えいのうにっき

むかしのじぶんのために書いています

愛犬が逝った。

先週の金曜日、愛犬のハナが逝った。約18歳、人間の年齢に換算すると100歳近い高齢だった。ハナを引き取ったとき既に1歳であったから、この家では17年。その年月の大きさがピンとこなくて、そんなに長い間、本当に一緒に過ごしていたっけ、という、驚きにも近い感慨を感じている。今自分が26歳だから、その3分の2ほどを一緒に生きてきたわけだ。
この17年をハナとどう過ごしてきたのか、思い出しながらつらつらと書いていこうと思う。

出会い

ハナとの出会いは、17年ほど前。それまでに飼っていた犬(チャコといい、これもまた長生きした。16,7歳だった)が死んで、数ヶ月経った頃ぐらいだったと思う。近所のおばさんが飼っていたのがハナで、それを貰い受けたのが始まりだった。このときに関して感動的なエピソードというようなものは全くなく、おばさんは「もう1歳になって大きくなったから飼えない」と、そこらで遊んでいた子供に声を掛けまくっていた。最終的に手を挙げた貰い手は、僕と、もう一人、女の子。ジャンケンで勝った者が犬を引き取る、という、なんともはや、な出会いだった。
このジャンケンで負けていたら、どうなっていたんだろう。

大きくなった、とおばさんはいっていたが、柴犬とスピッツの雑種であったハナは、それ以上は大きくならなかった。小型犬というほど小さくもないが、中型犬というとなんだか背伸びしている感じ。そんな犬だった。

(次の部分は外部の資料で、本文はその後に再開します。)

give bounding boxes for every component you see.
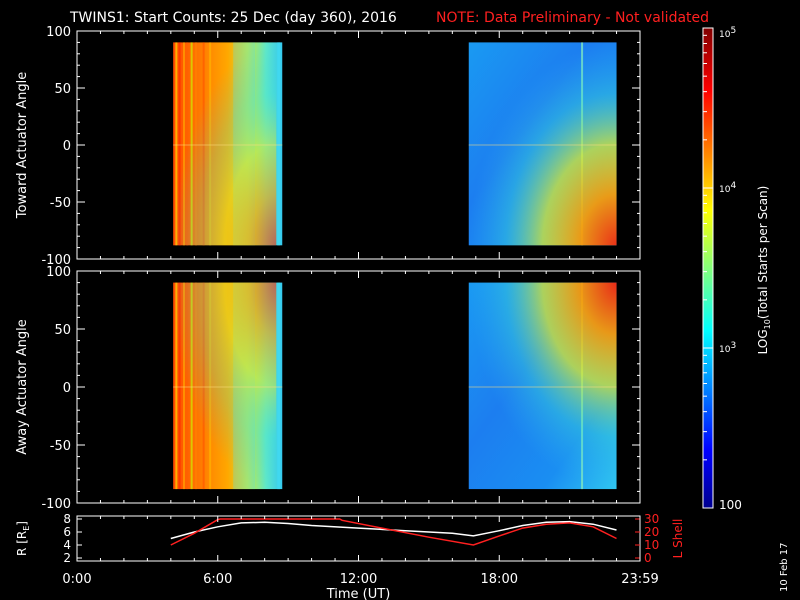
preliminary-note: NOTE: Data Preliminary - Not validated bbox=[436, 10, 709, 26]
y-right-tick-label: 20 bbox=[644, 525, 659, 539]
colorbar-tick-base: 10 bbox=[719, 185, 731, 195]
y-tick-label: 0 bbox=[63, 139, 71, 154]
x-tick-label: 12:00 bbox=[340, 572, 377, 587]
y-tick-label: 0 bbox=[63, 381, 71, 396]
colorbar-tick-base: 10 bbox=[719, 30, 731, 40]
y-axis-label: Away Actuator Angle bbox=[15, 319, 30, 454]
y-tick-label: 8 bbox=[63, 512, 71, 526]
colorbar-tick-exp: 4 bbox=[730, 181, 736, 191]
y-tick-label: 4 bbox=[63, 538, 71, 552]
y-axis-label: Toward Actuator Angle bbox=[15, 72, 30, 219]
colorbar-label-part: (Total Starts per Scan) bbox=[756, 186, 770, 320]
colorbar-tick-label: 103 bbox=[719, 341, 736, 355]
y-tick-label: -100 bbox=[41, 497, 71, 512]
y-axis-label-part: ] bbox=[15, 521, 29, 526]
y-right-tick-label: 0 bbox=[644, 551, 652, 565]
y-tick-label: 50 bbox=[54, 82, 71, 97]
l-shell-line bbox=[170, 518, 617, 546]
colorbar-label-sub: 10 bbox=[763, 319, 772, 329]
heatmap-hotspot bbox=[468, 42, 617, 246]
y-tick-label: 100 bbox=[46, 25, 71, 40]
x-tick-label: 6:00 bbox=[203, 572, 232, 587]
y-right-tick-label: 30 bbox=[644, 512, 659, 526]
y-tick-label: 2 bbox=[63, 551, 71, 565]
radius-line bbox=[170, 520, 617, 540]
date-stamp: 10 Feb 17 bbox=[779, 542, 790, 592]
colorbar-tick-label: 100 bbox=[719, 498, 742, 512]
colorbar-label: LOG10(Total Starts per Scan) bbox=[756, 186, 772, 355]
y-tick-label: 100 bbox=[46, 265, 71, 280]
heatmap-streak bbox=[277, 282, 281, 490]
colorbar-tick-base: 100 bbox=[719, 498, 742, 512]
colorbar-tick-base: 10 bbox=[719, 345, 731, 355]
y-axis-label-sub: E bbox=[22, 526, 31, 531]
y-axis-label: R [RE] bbox=[15, 521, 31, 556]
y-axis-label-part: R [R bbox=[15, 531, 29, 556]
x-tick-label: 23:59 bbox=[621, 572, 658, 587]
y-tick-label: 6 bbox=[63, 525, 71, 539]
colorbar-tick-label: 104 bbox=[719, 181, 736, 195]
colorbar-scale bbox=[702, 27, 714, 509]
colorbar-tick-exp: 5 bbox=[730, 26, 736, 36]
x-tick-label: 0:00 bbox=[62, 572, 91, 587]
y-tick-label: -100 bbox=[41, 253, 71, 268]
heatmap-hotspot bbox=[173, 42, 277, 246]
y-right-axis-label: L Shell bbox=[671, 519, 685, 559]
y-tick-label: 50 bbox=[54, 323, 71, 338]
away-panel: -100 -50 0 50 100 Away Actuator Angle bbox=[15, 265, 641, 512]
y-tick-label: -50 bbox=[50, 439, 71, 454]
y-right-tick-label: 10 bbox=[644, 538, 659, 552]
heatmap-hotspot bbox=[468, 282, 617, 490]
heatmap-hotspot bbox=[173, 282, 277, 490]
colorbar-tick-label: 105 bbox=[719, 26, 736, 40]
colorbar-label-part: LOG bbox=[756, 329, 770, 354]
colorbar-tick-exp: 3 bbox=[730, 341, 736, 351]
x-axis-label: Time (UT) bbox=[326, 587, 391, 600]
heatmap-streak bbox=[277, 42, 281, 246]
toward-panel: -100 -50 0 50 100 Toward Actuator Angle bbox=[15, 25, 641, 268]
chart-title: TWINS1: Start Counts: 25 Dec (day 360), … bbox=[69, 10, 397, 26]
y-tick-label: -50 bbox=[50, 196, 71, 211]
x-tick-label: 18:00 bbox=[481, 572, 518, 587]
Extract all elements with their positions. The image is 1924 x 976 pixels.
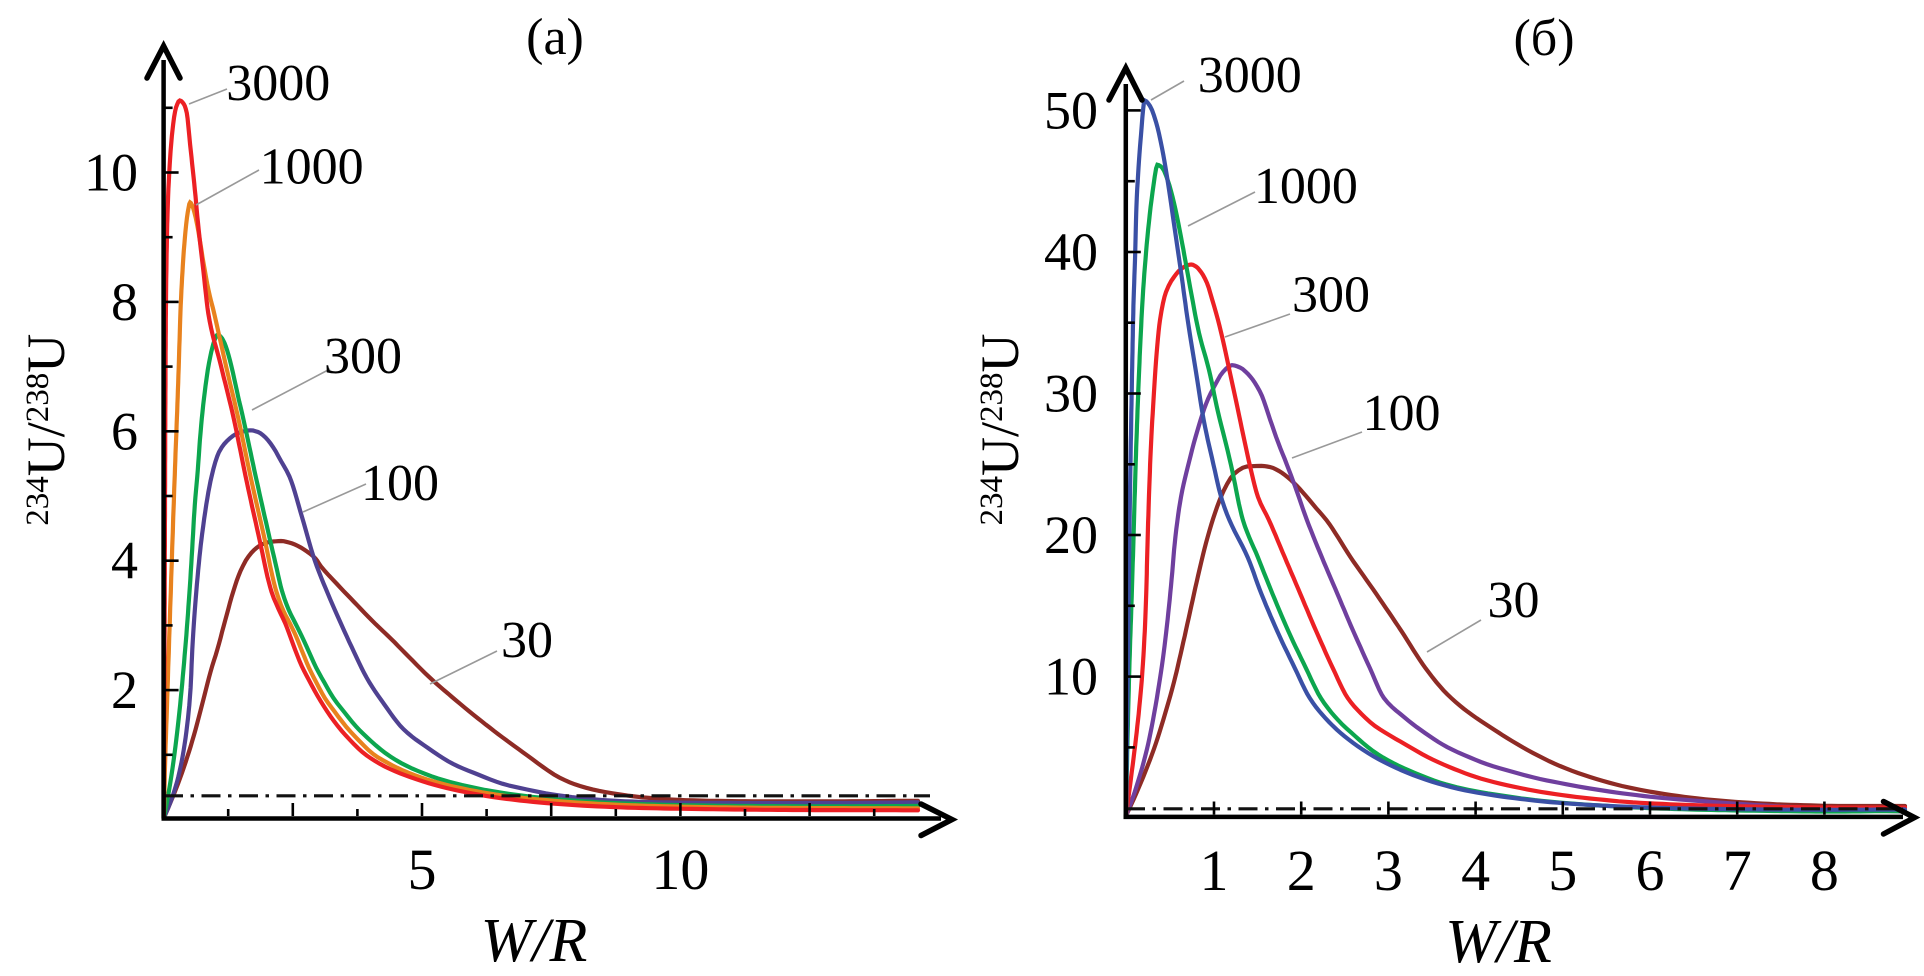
svg-text:234U/238U: 234U/238U [16,334,76,526]
svg-text:4: 4 [1461,838,1490,903]
svg-text:W/R: W/R [1445,908,1552,971]
svg-text:100: 100 [1363,385,1441,442]
svg-text:300: 300 [1292,267,1370,324]
svg-text:4: 4 [111,531,138,591]
svg-text:300: 300 [324,328,402,385]
svg-text:10: 10 [1044,647,1098,707]
svg-text:30: 30 [1488,572,1540,629]
svg-text:3000: 3000 [226,55,330,112]
svg-text:234U/238U: 234U/238U [970,334,1030,526]
svg-text:1000: 1000 [1254,158,1358,215]
svg-text:7: 7 [1723,838,1752,903]
svg-text:10: 10 [84,143,138,203]
svg-text:6: 6 [111,401,138,461]
svg-text:2: 2 [1287,838,1316,903]
svg-text:50: 50 [1044,80,1098,140]
svg-text:8: 8 [1810,838,1839,903]
svg-text:40: 40 [1044,222,1098,282]
svg-text:(a): (a) [526,9,584,66]
svg-text:1000: 1000 [260,139,364,196]
svg-text:6: 6 [1636,838,1665,903]
svg-text:20: 20 [1044,505,1098,565]
svg-text:2: 2 [111,660,138,720]
svg-text:10: 10 [651,837,709,902]
svg-text:5: 5 [1548,838,1577,903]
svg-text:3000: 3000 [1198,47,1302,104]
svg-text:5: 5 [408,837,437,902]
svg-text:W/R: W/R [481,907,588,971]
svg-text:30: 30 [501,612,553,669]
svg-text:3: 3 [1374,838,1403,903]
svg-text:8: 8 [111,272,138,332]
svg-text:1: 1 [1200,838,1229,903]
svg-text:100: 100 [361,455,439,512]
svg-text:(б): (б) [1513,10,1574,67]
svg-text:30: 30 [1044,364,1098,424]
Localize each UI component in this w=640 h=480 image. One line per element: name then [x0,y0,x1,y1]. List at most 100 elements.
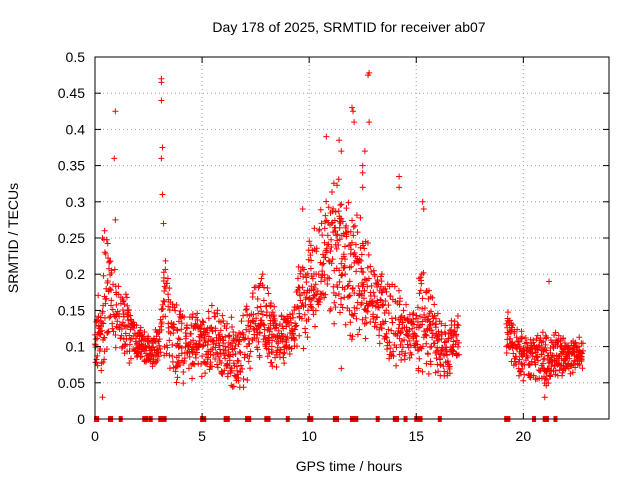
data-point [509,322,516,329]
data-point [100,320,107,327]
data-point [397,314,404,321]
data-point [579,365,586,372]
data-point [180,380,187,387]
data-point [519,365,526,372]
data-point [145,333,152,340]
data-point [357,214,364,221]
data-point [354,229,361,236]
data-point [115,283,122,290]
data-point [543,376,550,383]
data-point [162,266,169,273]
data-point [452,341,459,348]
data-point [219,312,226,319]
data-point [218,359,225,366]
data-point [349,217,356,224]
outlier-point [396,184,403,191]
data-point [208,363,215,370]
data-point [164,280,171,287]
data-point [301,311,308,318]
data-point [95,292,102,299]
data-point [123,335,130,342]
data-point [123,294,130,301]
data-point [580,347,587,354]
data-point [241,351,248,358]
data-point [253,315,260,322]
data-point [414,304,421,311]
data-point [435,336,442,343]
data-point [159,305,166,312]
data-point [312,323,319,330]
data-point [572,364,579,371]
data-point [334,182,341,189]
data-point [404,341,411,348]
data-point [228,382,235,389]
data-point [175,335,182,342]
data-point [157,349,164,356]
data-point [323,198,330,205]
outlier-point [546,278,553,285]
data-point [207,351,214,358]
data-point [258,308,265,315]
data-point [228,314,235,321]
data-point [286,351,293,358]
data-point [370,289,377,296]
x-tick-label: 5 [198,428,206,444]
data-point [346,292,353,299]
data-point [189,375,196,382]
data-point [312,307,319,314]
data-point [375,304,382,311]
data-point [204,361,211,368]
data-point [101,334,108,341]
data-point [371,272,378,279]
data-point [328,189,335,196]
data-point [377,321,384,328]
data-point [283,339,290,346]
data-point [273,364,280,371]
data-point [240,312,247,319]
data-point [220,337,227,344]
data-point [376,332,383,339]
data-point [301,266,308,273]
data-point [426,318,433,325]
data-point [240,376,247,383]
data-point [268,300,275,307]
data-point [435,328,442,335]
data-point [264,353,271,360]
data-point [341,243,348,250]
data-point [378,271,385,278]
data-point [380,301,387,308]
data-point [127,312,134,319]
outlier-point [361,148,368,155]
data-point [332,304,339,311]
data-point [410,321,417,328]
data-point [307,265,314,272]
data-point [345,199,352,206]
data-point [349,333,356,340]
data-point [122,291,129,298]
data-point [519,334,526,341]
data-point [378,325,385,332]
data-point [507,335,514,342]
data-point [374,304,381,311]
data-point [214,364,221,371]
data-point [205,308,212,315]
data-point [555,332,562,339]
data-point [441,339,448,346]
data-point [250,325,257,332]
data-point [156,336,163,343]
outlier-point [99,394,106,401]
data-point [229,324,236,331]
data-point [194,317,201,324]
data-point [259,311,266,318]
data-point [351,289,358,296]
data-point [124,302,131,309]
data-point [516,372,523,379]
data-point [319,261,326,268]
data-point [174,327,181,334]
data-point [423,340,430,347]
data-point [104,329,111,336]
data-point [109,306,116,313]
data-point [571,348,578,355]
data-point [427,344,434,351]
x-tick-label: 20 [516,428,532,444]
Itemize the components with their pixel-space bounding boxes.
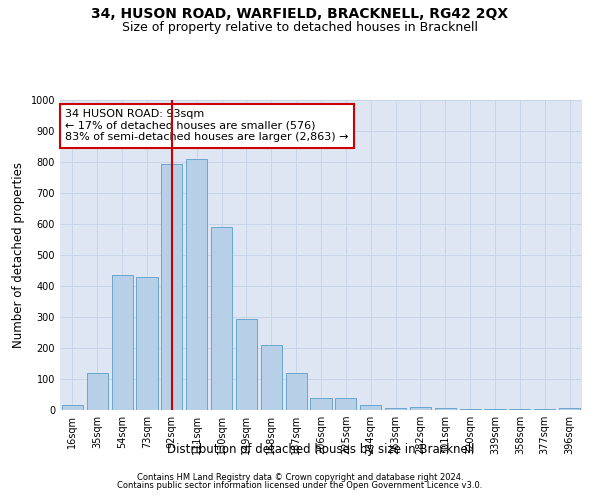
Bar <box>460 409 481 410</box>
Text: Size of property relative to detached houses in Bracknell: Size of property relative to detached ho… <box>122 21 478 34</box>
Bar <box>211 227 232 410</box>
Bar <box>385 408 406 410</box>
Bar <box>360 406 381 410</box>
Bar <box>62 406 83 410</box>
Text: 34, HUSON ROAD, WARFIELD, BRACKNELL, RG42 2QX: 34, HUSON ROAD, WARFIELD, BRACKNELL, RG4… <box>91 8 509 22</box>
Bar <box>286 373 307 410</box>
Y-axis label: Number of detached properties: Number of detached properties <box>12 162 25 348</box>
Bar <box>435 408 456 410</box>
Text: 34 HUSON ROAD: 93sqm
← 17% of detached houses are smaller (576)
83% of semi-deta: 34 HUSON ROAD: 93sqm ← 17% of detached h… <box>65 110 349 142</box>
Bar <box>161 164 182 410</box>
Bar <box>559 408 580 410</box>
Bar <box>112 275 133 410</box>
Bar <box>410 407 431 410</box>
Text: Contains HM Land Registry data © Crown copyright and database right 2024.: Contains HM Land Registry data © Crown c… <box>137 472 463 482</box>
Bar <box>261 345 282 410</box>
Text: Contains public sector information licensed under the Open Government Licence v3: Contains public sector information licen… <box>118 481 482 490</box>
Bar <box>335 398 356 410</box>
Text: Distribution of detached houses by size in Bracknell: Distribution of detached houses by size … <box>167 442 475 456</box>
Bar <box>310 398 332 410</box>
Bar <box>236 318 257 410</box>
Bar <box>186 159 207 410</box>
Bar <box>87 373 108 410</box>
Bar <box>136 276 158 410</box>
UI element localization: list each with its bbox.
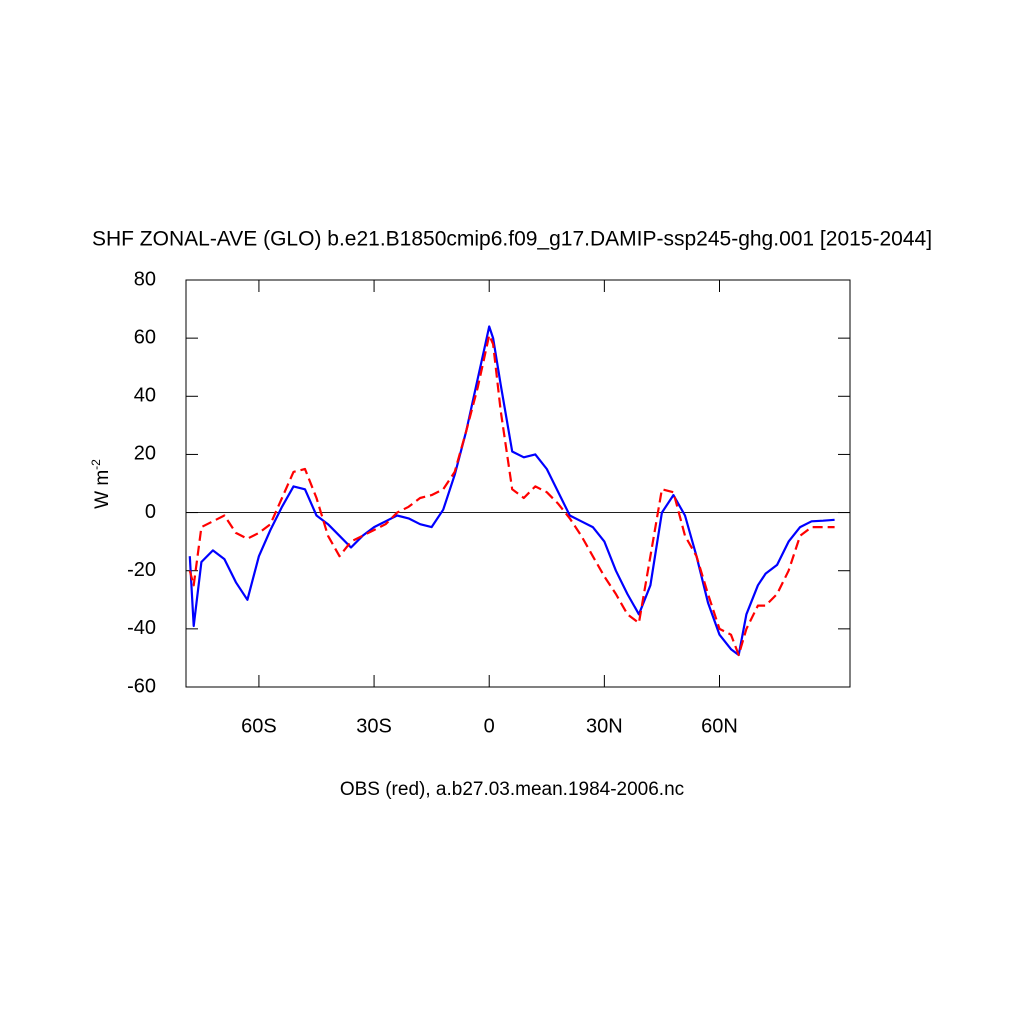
- y-tick-label: 20: [134, 443, 156, 465]
- series-line: [188, 325, 835, 657]
- x-tick-label: 30S: [356, 715, 392, 737]
- x-tick-label: 60S: [241, 715, 277, 737]
- x-tick-label: 60N: [701, 715, 738, 737]
- y-tick-label: 80: [134, 268, 156, 290]
- y-axis-label: W m-2: [89, 459, 113, 509]
- caption: OBS (red), a.b27.03.mean.1984-2006.nc: [340, 779, 684, 800]
- x-tick-label: 30N: [586, 715, 623, 737]
- y-tick-label: 40: [134, 385, 156, 407]
- y-tick-label: -20: [127, 559, 156, 581]
- series-line: [188, 334, 835, 657]
- y-label-main: W m: [92, 470, 113, 509]
- y-tick-label: -60: [127, 675, 156, 697]
- plot-frame: [185, 279, 851, 688]
- y-tick-label: 60: [134, 326, 156, 348]
- chart-title: SHF ZONAL-AVE (GLO) b.e21.B1850cmip6.f09…: [92, 228, 932, 251]
- y-label-text: W m-2: [89, 459, 113, 509]
- y-label-sup: -2: [89, 459, 103, 470]
- y-tick-label: -40: [127, 617, 156, 639]
- x-tick-label: 0: [484, 715, 495, 737]
- y-tick-label: 0: [145, 501, 156, 523]
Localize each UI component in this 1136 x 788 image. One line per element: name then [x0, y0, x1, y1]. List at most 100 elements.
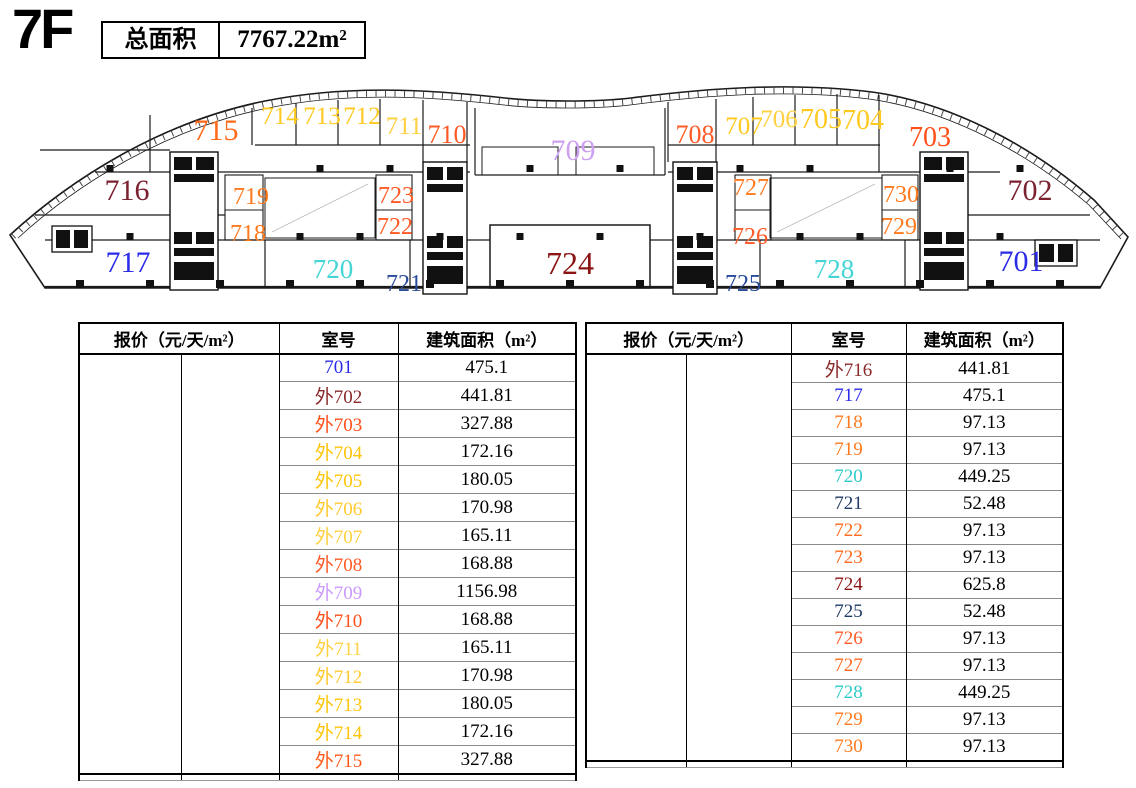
room-label-701: 701: [999, 245, 1044, 278]
room-cell: 719: [790, 436, 906, 464]
core-block-part: [697, 167, 713, 180]
room-cell: 725: [790, 598, 906, 626]
header-row: 报价（元/天/m²） 室号 建筑面积（m²）: [79, 323, 576, 355]
table-row: 外702 441.81: [79, 381, 576, 410]
area-table-left: 报价（元/天/m²） 室号 建筑面积（m²） 701 475.1 外702 441.8…: [78, 322, 577, 781]
room-cell: 728: [790, 679, 906, 707]
tail-cell: [397, 773, 576, 781]
total-area-label: 总面积: [103, 23, 220, 57]
area-cell: 327.88: [397, 409, 576, 438]
area-cell: 97.13: [905, 625, 1063, 653]
core-block-part: [447, 236, 463, 248]
column-dot: [706, 280, 714, 288]
column-dot: [946, 165, 954, 172]
area-cell: 170.98: [397, 493, 576, 522]
column-dot: [696, 233, 704, 240]
area-cell: 97.13: [905, 517, 1063, 545]
core-block-part: [677, 236, 693, 248]
core-block-part: [56, 230, 70, 248]
table-row: 718 97.13: [586, 409, 1063, 437]
room-cell: 718: [790, 409, 906, 437]
column-dot: [846, 280, 854, 288]
room-header: 室号: [278, 323, 398, 355]
table-row: 外709 1156.98: [79, 577, 576, 606]
column-dot: [566, 280, 574, 288]
table-row: 外710 168.88: [79, 605, 576, 634]
column-dot: [516, 233, 524, 240]
room-cell: 723: [790, 544, 906, 572]
column-dot: [856, 233, 864, 240]
area-cell: 625.8: [905, 571, 1063, 599]
table-tail-row: [79, 773, 576, 781]
room-label-703: 703: [909, 122, 951, 153]
room-cell: 外713: [278, 689, 398, 718]
room-cell: 外705: [278, 465, 398, 494]
room-label-717: 717: [106, 246, 151, 279]
interior-walls: [35, 94, 1100, 288]
room-label-729: 729: [881, 214, 917, 240]
area-cell: 97.13: [905, 706, 1063, 734]
area-table-right-grid: 报价（元/天/m²） 室号 建筑面积（m²） 外716 441.81 717 475.…: [585, 322, 1064, 768]
column-dot: [296, 233, 304, 240]
core-block-part: [427, 266, 463, 284]
table-row: 外707 165.11: [79, 521, 576, 550]
room-header: 室号: [790, 323, 906, 355]
column-dot: [996, 233, 1004, 240]
table-row: 外708 168.88: [79, 549, 576, 578]
area-cell: 97.13: [905, 733, 1063, 761]
area-table-left-grid: 报价（元/天/m²） 室号 建筑面积（m²） 701 475.1 外702 441.8…: [78, 322, 577, 781]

晩年のチャコは足が不自由になっており、散歩に行くにも乳母車に乗せてもらっての上でのことだった。だからその頃、小学校4、5年の男の子だった僕には、犬の散歩は退屈なものだった。いつも、おばあちゃんと一緒に乳母車についてトボトボ歩き回るだけ。
だけど、新しく来たハナは違った。妹の漕ぐ自転車にも負けなかった僕が全力で走っても、どれだけズルくフライングをしても、ハナはどんどん加速して、ロープを持つ僕をぐいぐいと引っ張っていく。僕はハナに毎日のように完敗していた。

イタズラもよくした。家には庭があったが、ハナを驚かそうと落とし穴を掘ったこともあった。昼寝しているところを「ワッ!」と起こしたこともあれば、眠っているその体の周りに石コロを積んだこともあった。ネコとのバトルを嗾けたことも。水溜りで水を飲んでいるところに、足で水をハネさせてビショ濡れにさせたこともあった。このときは、しばらく水溜りに近寄ろうとしなかったっけ。とにかく僕は、悪い飼い主だった。

出産と別れ

中学2年のころ、ハナは1匹、子供を生んだ。ハナにしろチャコにしろ、成犬になってからしか犬を飼ったことのなかった家族は、その生まれたてでコロッコロのオス犬を、大変可愛がった。家族は好き勝手に名前を呼んでいたが、僕は「ゴンベ」と呼んでいた。名無しのゴンベ。
手を叩くと、目の前50センチまでは尻尾を振って走り寄ってくるのだが、そこではたと立ち止まり、思い出したかのように母親の元へ走り帰る様を、とても微笑ましく、またハナを羨ましくも思った。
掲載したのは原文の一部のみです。